2. Er moeten nu buitengewone middelen gebruikt worden en door het woord “ziet” wordt de aandacht gevestigd op het geheel bijzondere ervan. Gods wondervolle wegen van de genade bewijzen de verbazingwekkende hardnekkigheid van de zondaren.
3. Ook die middelen zullen echter niet slagen. De Voorzienigheid gebruikt vreemde wegen, alsof er heggen en muren gemaakt waren; en toch worden deze genadige doeleinden door de zondaar voor een tijd verijdeld. “Zij zal haar boelen nalopen,” enz. De mensen zullen over heggen en muren springen, om maar tot hun geliefkoosde zonden te komen.

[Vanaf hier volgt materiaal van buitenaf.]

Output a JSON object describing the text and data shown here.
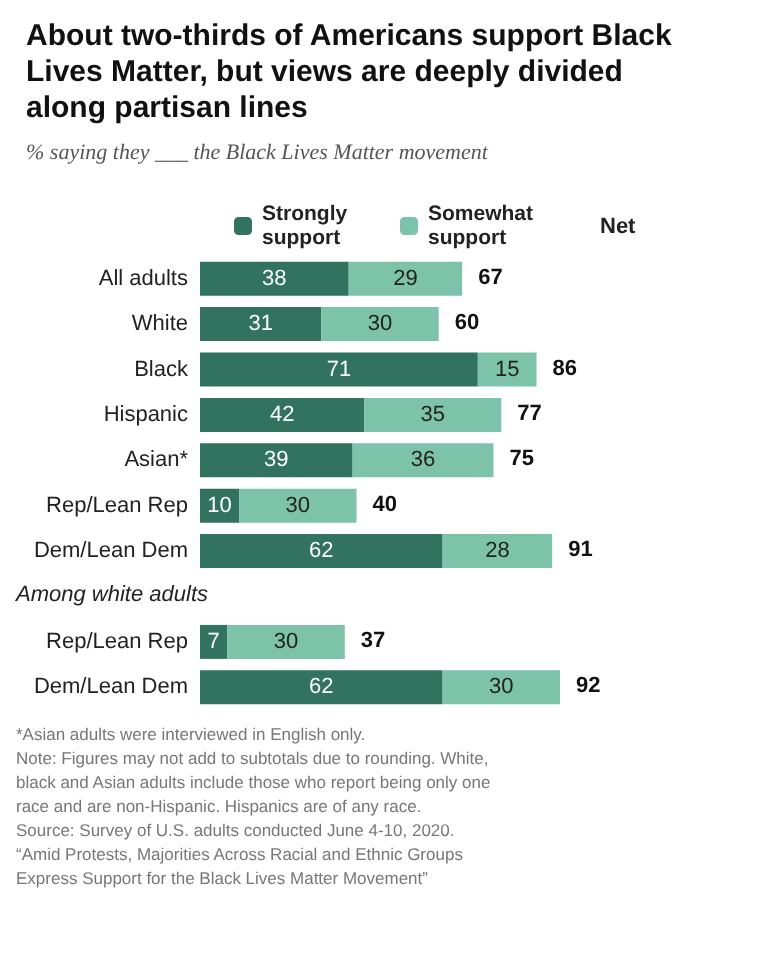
{
  "chart_data": {
    "type": "bar",
    "orientation": "horizontal",
    "stacked": true,
    "data_labels": true,
    "legend": "top",
    "title": "About two-thirds of Americans support Black Lives Matter, but views are deeply divided along partisan lines",
    "subtitle": "% saying they ___ the Black Lives Matter movement",
    "categories": [
      "All adults",
      "White",
      "Black",
      "Hispanic",
      "Asian*",
      "Rep/Lean Rep",
      "Dem/Lean Dem",
      null,
      "Rep/Lean Rep",
      "Dem/Lean Dem"
    ],
    "series": [
      {
        "name": "Strongly support",
        "color": "#31735f",
        "values": [
          38,
          31,
          71,
          42,
          39,
          10,
          62,
          null,
          7,
          62
        ]
      },
      {
        "name": "Somewhat support",
        "color": "#7cc3aa",
        "values": [
          29,
          30,
          15,
          35,
          36,
          30,
          28,
          null,
          30,
          30
        ]
      }
    ],
    "totals": [
      "67",
      "60",
      "86",
      "77",
      "75",
      "40",
      "91",
      null,
      "37",
      "92"
    ],
    "annotations": [
      "Net",
      "Among white adults",
      "*Asian adults were interviewed in English only.",
      "Note: Figures may not add to subtotals due to rounding. White, black and Asian adults include those who report being only one race and are non-Hispanic. Hispanics are of any race.",
      "Source: Survey of U.S. adults conducted June 4-10, 2020.",
      "“Amid Protests, Majorities Across Racial and Ethnic Groups Express Support for the Black Lives Matter Movement”"
    ]
  }
}
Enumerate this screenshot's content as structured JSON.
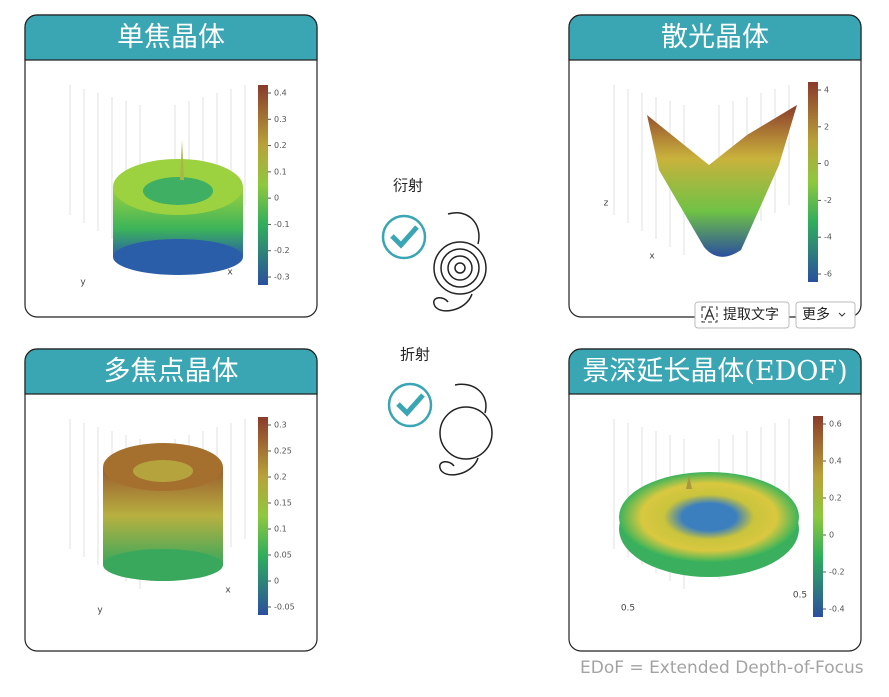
{
  "panels": [
    {
      "title": "单焦晶体",
      "colorbar_ticks": [
        0.4,
        0.3,
        0.2,
        0.1,
        0,
        -0.1,
        -0.2,
        -0.3
      ],
      "axis_labels": [
        "x",
        "y"
      ]
    },
    {
      "title": "散光晶体",
      "colorbar_ticks": [
        4,
        2,
        0,
        -2,
        -4,
        -6
      ],
      "axis_labels": [
        "z",
        "x"
      ]
    },
    {
      "title": "多焦点晶体",
      "colorbar_ticks": [
        0.3,
        0.25,
        0.2,
        0.15,
        0.1,
        0.05,
        0,
        -0.05
      ],
      "axis_labels": [
        "x",
        "y"
      ]
    },
    {
      "title": "景深延长晶体(EDOF)",
      "colorbar_ticks": [
        0.6,
        0.4,
        0.2,
        0,
        -0.2,
        -0.4
      ],
      "axis_labels": [
        "0.5",
        "0.5"
      ]
    }
  ],
  "middle": [
    {
      "label": "衍射"
    },
    {
      "label": "折射"
    }
  ],
  "toolbar": {
    "extract": "提取文字",
    "more": "更多"
  },
  "footnote": "EDoF = Extended Depth-of-Focus"
}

4. Alleen de goddelijke kracht kan de verharde overwinnen. God zegt: “Ik zal” en voegt er bij: “zij zal niet” en wederom “zij zal”; hiermee bewijzende, dat thans de almacht van de liefde in het strijdperk is getreden en voornemens is, de oproerige en hardnekkige overtreder te overwinnen. God zelf moet persoonlijk tussenbeiden treden of de zondaar zal zich nooit tot Hem wenden.
Welke zondaars moeten het toch zijn, die door heggen noch muren weerhouden worden, tenzij God in de almacht van zijn genade mede daar aanwezig is!

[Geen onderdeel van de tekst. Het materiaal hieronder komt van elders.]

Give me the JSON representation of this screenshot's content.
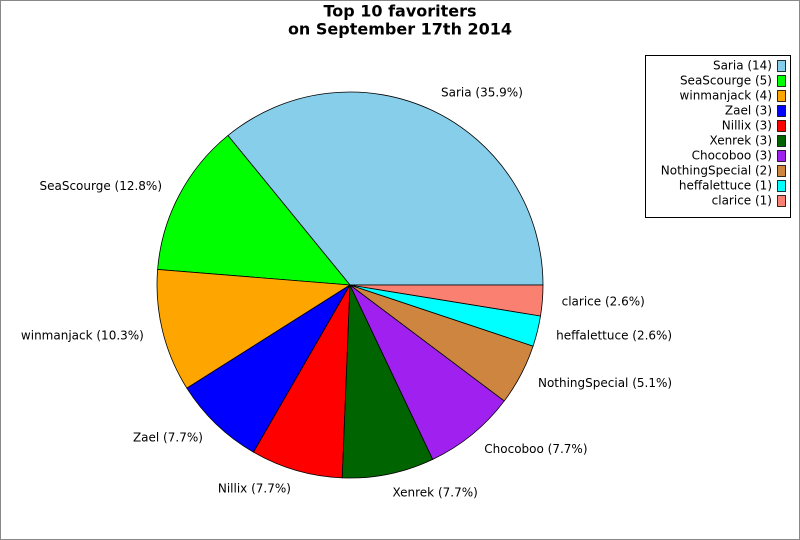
{
  "chart_data": {
    "type": "pie",
    "title": "Top 10 favoriters",
    "subtitle": "on September 17th 2014",
    "values": [
      14,
      5,
      4,
      3,
      3,
      3,
      3,
      2,
      1,
      1
    ],
    "value_labels": [
      "Saria (35.9%)",
      "SeaScourge (12.8%)",
      "winmanjack (10.3%)",
      "Zael (7.7%)",
      "Nillix (7.7%)",
      "Xenrek (7.7%)",
      "Chocoboo (7.7%)",
      "NothingSpecial (5.1%)",
      "heffalettuce (2.6%)",
      "clarice (2.6%)"
    ],
    "legend_labels": [
      "Saria (14)",
      "SeaScourge (5)",
      "winmanjack (4)",
      "Zael (3)",
      "Nillix (3)",
      "Xenrek (3)",
      "Chocoboo (3)",
      "NothingSpecial (2)",
      "heffalettuce (1)",
      "clarice (1)"
    ],
    "colors": [
      "#87ceeb",
      "#00ff00",
      "#ffa500",
      "#0000ff",
      "#ff0000",
      "#006400",
      "#a020f0",
      "#cd853f",
      "#00ffff",
      "#fa8072"
    ],
    "legend": "top-right"
  }
}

II. De middelen, die God gebruikt om hen terecht te brengen.
Deze zullen als God zelf ze gebruikt, van kracht blijken te zijn, ofschoon zij op zichzelf niets zouden vermogen.
1. Zware beproevingen: “Ik zal uw weg met doornen betuinen.”

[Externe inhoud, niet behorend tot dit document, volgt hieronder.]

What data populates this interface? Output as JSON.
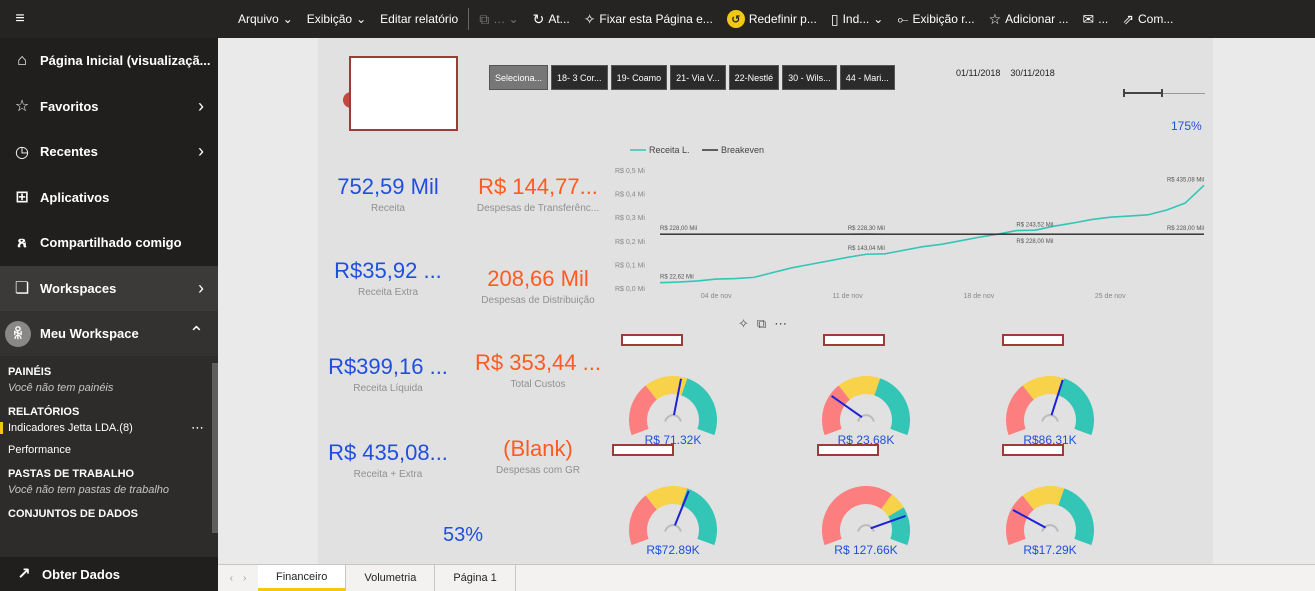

Velen worden door smart tot stilstand en nadenken gebracht. De reizigers verhalen ons van de “Wacht–een–beetje–doornen,” die de voorzichtigste wandelaar soms noodzaken stil te staan, om zich van de doornen los te maken. Al jaagt de mens ook nog zo ijverig de zonde na, zal de Heere hem toch tot staan weten te brengen.
2. Onoverkomelijke bezwaren: “Ik zal een heiningmuur maken.”
De Heere van de liefde plaatst versperringen op de weg van hen, die Hij wil behouden: als de mensen heggen neerwerpen, dan zal zijn volhardende liefde muren oprichten, zodat zij het moeilijk zullen vinden om in de zonde te volharden.
3. Verblindende verbijstering: “Dat zij haar paden niet zal vinden.” Hij kan de wegen van zondig genot moeilijk en verbijsterend maken, zodat dan zelfs de brede weg versperd schijnt.
4. Volslagen mislukking. “Zij zal haar boelen nalopen, maar dezelve niet aantreffen.” Wij kennen mensen, aan wie niets goed gaat. De uiterste vlijt en inspanning falen om hun voorspoed te bezorgen en dat alles, omdat hun wegen de Heere niet behagenen Hij hen er van af wil brengen. Zulke mensen jagen zondig succes na, maar het ontvliedt hen.
5. Bittere teleurstellingen: “Zij zal hen zoeken, maar niet vinden.” Zelfs in die vermakelijkheden, waarin zij vroeger zoveel genot vonden, zullen zij nu geen behagen meer scheppen.
Deze strenge kastijdingen worden dikwijls gebruikt in de eerste dagen van godsdienstige indrukken: zij zijn de beploegingen. die het zaaien voorafgaan.
III. De zalige uitkomst, die ten laatste wordt verkregen.
De afgedwaalde ziel wordt er toe gebracht om tot God weer te keren.
1. De herinnering opgewekt: “Toen was mij beter dan nu.”
2. De belijdenis afgedwongen van een treurig verlies te hebben geleden: “Toen was mij beter dan nu.” Nu haar dag beneveld is, denkt zij aan gelukkiger tijden.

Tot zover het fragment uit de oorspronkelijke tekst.